Its product portfolio includes Gateway, Galaxy, MilliBooster, and Galaxy-i, reflecting a strategy that extends beyond a single instrument or research tool. This approach resembles a broader trend emerging across biotech infrastructure startups, where the winners increasingly become platforms rather than products. Platforms create recurring usage, generate data, and become embedded inside customer workflows. Those characteristics tend to attract investor attention because they create long-term strategic value.
What This Signals
Another important signal comes from outside venture capital. Portal previously secured an $8M DARPA contract tied to the DARPA Red Blood Cell Factory Program, an initiative focused on advancing portable red blood cell engineering capabilities at the point of care. Government-backed programs like DARPA rarely operate as popularity contests. They exist to identify technologies capable of solving difficult technical challenges.

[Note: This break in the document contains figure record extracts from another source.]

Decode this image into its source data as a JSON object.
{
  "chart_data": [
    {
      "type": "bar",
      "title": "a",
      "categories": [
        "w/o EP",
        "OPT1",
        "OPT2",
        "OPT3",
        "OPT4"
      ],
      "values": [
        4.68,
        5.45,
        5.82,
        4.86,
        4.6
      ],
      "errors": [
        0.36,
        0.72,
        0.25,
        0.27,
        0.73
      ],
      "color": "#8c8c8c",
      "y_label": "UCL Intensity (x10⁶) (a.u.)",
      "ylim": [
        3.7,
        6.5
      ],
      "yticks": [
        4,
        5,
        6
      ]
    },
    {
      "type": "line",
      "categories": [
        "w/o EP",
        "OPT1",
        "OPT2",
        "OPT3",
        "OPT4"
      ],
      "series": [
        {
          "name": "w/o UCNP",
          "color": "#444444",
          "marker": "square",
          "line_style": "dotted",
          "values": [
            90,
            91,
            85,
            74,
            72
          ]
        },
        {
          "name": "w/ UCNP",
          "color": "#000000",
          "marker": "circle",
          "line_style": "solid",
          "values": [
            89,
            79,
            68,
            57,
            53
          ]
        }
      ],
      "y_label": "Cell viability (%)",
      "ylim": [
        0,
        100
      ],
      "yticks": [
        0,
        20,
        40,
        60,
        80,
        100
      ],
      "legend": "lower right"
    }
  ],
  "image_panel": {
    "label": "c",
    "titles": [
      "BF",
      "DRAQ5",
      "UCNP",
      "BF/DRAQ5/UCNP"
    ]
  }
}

For investors, that kind of validation matters. For customers, it matters even more. The combination of commercial adoption, venture funding, and government support creates a stronger signal than any one milestone in isolation. Viewed together, those milestones suggest Portal is building technology that multiple stakeholder groups consider valuable and worthy of long-term investment.
The Bigger Industry Shift
The biotechnology industry is entering a new phase. The previous decade rewarded discovery. The next decade may reward execution. Generating biological insights has become faster through advances in computation, automation, and AI, but translating those insights into scalable products remains the harder challenge.
That shift elevates the importance of infrastructure companies. Portal Biotechnologies represents a broader category of startups building the connective tissue between scientific possibility and commercial reality. Investors are increasingly funding those layers because breakthroughs do not create value on their own; systems that make breakthroughs usable create value. As Portal expands across drug discovery, AI data generation, and cell therapy manufacturing, the company is effectively making a bet on where biology is heading next, and the market appears increasingly willing to make that bet alongside them.
Frequently Asked Questions
What is Portal Biotechnologies?
Portal Biotechnologies is a Watertown, Massachusetts-based biotechnology company developing mechanoporation technology for cell engineering, drug discovery, and cell therapy manufacturing.
How much funding did Portal Biotechnologies raise?
Portal Biotechnologies raised $9M in an oversubscribed financing round led by NFX.
Who are the founders of Portal Biotechnologies?
Portal Biotechnologies was founded by Armon Sharei, Ph.D., CEO, and Alec Barclay, COO.
What is mechanoporation?
Mechanoporation is a cell engineering technique that enables biological cargo such as RNA, gene editors, and molecular probes to enter cells through controlled mechanical membrane disruption.
Who invested in Portal Biotechnologies?
The round was led by NFX with participation from IA Ventures, Pear VC, Undeterred Ventures, IKJ Capital, and TechU Ventures.
What products does Portal Biotechnologies offer?
Portal's product portfolio includes Gateway, Galaxy, MilliBooster, and Galaxy-i, designed to support cell engineering, drug discovery, and cell therapy workflows.
What will Portal Biotechnologies use the funding for?
Portal plans to expand its platform across drug discovery, AI data generation, and cell therapy manufacturing.
Why does intracellular delivery matter?
Intracellular delivery is a critical step in cell engineering because it determines how efficiently biological tools such as RNA and gene editors can reach target cells and produce measurable outcomes.
Why is DARPA involved with Portal Biotechnologies?
Portal previously received an $8M DARPA contract related to the Red Blood Cell Factory Program, supporting portable red blood cell engineering technologies.